The other big pieces that helped me choose Ireland and Dublin were a mix of personal wonders and desires.  Beyond the tried concept of trying to find myself in a foreign land, à la Eat, Pray¸ Love, I want to look for and find the natural beauty in the rolling green hills of Ireland and understand how that contrasts with the seemingly unending struggles that the country faces, whether in the form of famine, war, economic downfall, or the emotional struggles people of a rainy nation must face.  The country has a rich history of prose, poetry, lyrics, music, and theater that comes from those that face such plights and then use them in a creative outlet.  I find great admiration and awe in those that understand their troubles and can use that suffering to create something beautiful, and if I can learn that skill to unlock my own soul then I will be a better man for it.

I’m saying goodbye to my room like I do every year.  My books and my record collections, to my cats.  My clothes are sealed in vacuum bags looking like beef-jerky now.  Everything’s set and ready to go.  Nothing else to worry or be anxious about, and everything that I could worry about is either in the hands of the airline companies, Butler’s International Office, or the gods.  So I release myself from conscious worry and let my subconscious find ways to make its anxieties known, like nibbling away at my fingernails.

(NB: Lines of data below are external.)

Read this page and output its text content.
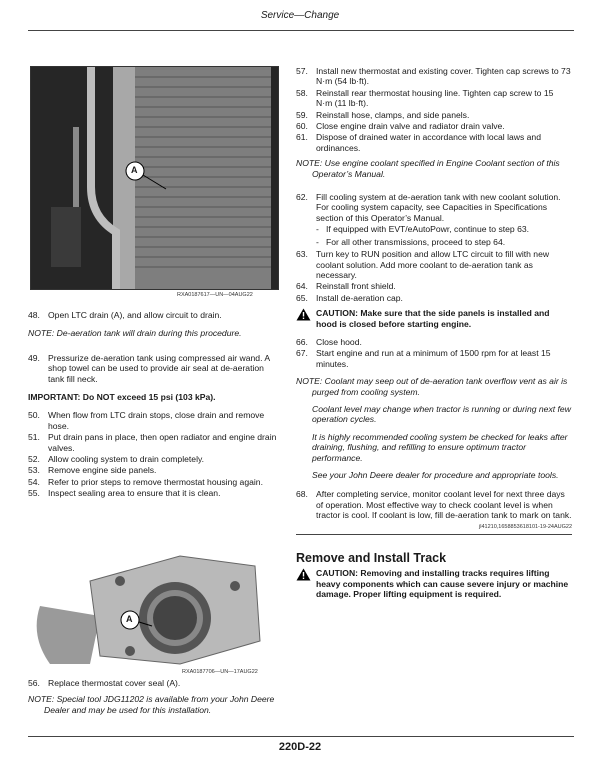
Service—Change
A
RXA0187617—UN—04AUG22
48. Open LTC drain (A), and allow circuit to drain.
NOTE: De-aeration tank will drain during this procedure.
49. Pressurize de-aeration tank using compressed air wand. A shop towel can be used to provide air seal at de-aeration tank fill neck.
IMPORTANT: Do NOT exceed 15 psi (103 kPa).
50. When flow from LTC drain stops, close drain and remove hose.
51. Put drain pans in place, then open radiator and engine drain valves.
52. Allow cooling system to drain completely.
53. Remove engine side panels.
54. Refer to prior steps to remove thermostat housing again.
55. Inspect sealing area to ensure that it is clean.
A
RXA0187706—UN—17AUG22
56. Replace thermostat cover seal (A).
NOTE: Special tool JDG11202 is available from your John Deere Dealer and may be used for this installation.
57. Install new thermostat and existing cover. Tighten cap screws to 73 N·m (54 lb·ft).
58. Reinstall rear thermostat housing line. Tighten cap screw to 15 N·m (11 lb·ft).
59. Reinstall hose, clamps, and side panels.
60. Close engine drain valve and radiator drain valve.
61. Dispose of drained water in accordance with local laws and ordinances.
NOTE: Use engine coolant specified in Engine Coolant section of this Operator’s Manual.
62. Fill cooling system at de-aeration tank with new coolant solution. For cooling system capacity, see Capacities in Specifications section of this Operator’s Manual.
- If equipped with EVT/eAutoPowr, continue to step 63.
- For all other transmissions, proceed to step 64.
63. Turn key to RUN position and allow LTC circuit to fill with new coolant solution. Add more coolant to de-aeration tank as necessary.
64. Reinstall front shield.
65. Install de-aeration cap.
CAUTION: Make sure that the side panels is installed and hood is closed before starting engine.
66. Close hood.
67. Start engine and run at a minimum of 1500 rpm for at least 15 minutes.
NOTE: Coolant may seep out of de-aeration tank overflow vent as air is purged from cooling system.
Coolant level may change when tractor is running or during next few operation cycles.
It is highly recommended cooling system be checked for leaks after draining, flushing, and refilling to ensure optimum tractor performance.
See your John Deere dealer for procedure and appropriate tools.
68. After completing service, monitor coolant level for next three days of operation. Most effective way to check coolant level is when tractor is cool. If coolant is low, fill de-aeration tank to mark on tank.
jl41210,1658853618101-19-24AUG22
Remove and Install Track
CAUTION: Removing and installing tracks requires lifting heavy components which can cause severe injury or machine damage. Proper lifting equipment is required.
220D-22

I’m lost somewhere between being excited and being nervous.  I’m used to being far away from home and dealing with culture-shock; I think college should help you prepare and deal with that pretty well so I’ve gotten past that fear.  At the same time I’m also not excited because I’m leaving a home, my home university, that took a year and a half of struggling to make my niche, and in doing so finding a family in my friends at my college here in the US, and while I had an amazing time this past semester and I look forward to two more when I return in a year, I fear the old adage, “You can’t go home again.”  It’s certainly proved true for my home in Minnesota, where most of my connections to the place have burned away and I know I probably won’t return again for quite some time.  I’m excited for all the opportunities that I have ahead of me and the memories waiting to be made, but a doubt has surfaced in my mind about what I might be missing here.

I’ve been trying to deprive myself of sleep so I can slumber for most of the way to Dublin, an attempt to realign my body clock to its new time zone.  My record player is coming to its end which is my signal to finish writing this and then catch a few hours of sleep before I begin this journey.  The deep smell of smoke from the kiln is lingers on my body still and the memory of this night holds fresh in my mind.  Closing my eyes I think of the stars shinning bright as if to wish me a safe voyage across the ocean, the half-moon lighting my way home, and the heat of the kiln slowly fading from my body as I venture away from the bosom of the Mississippi River to the hands of the Dublin on the horizon.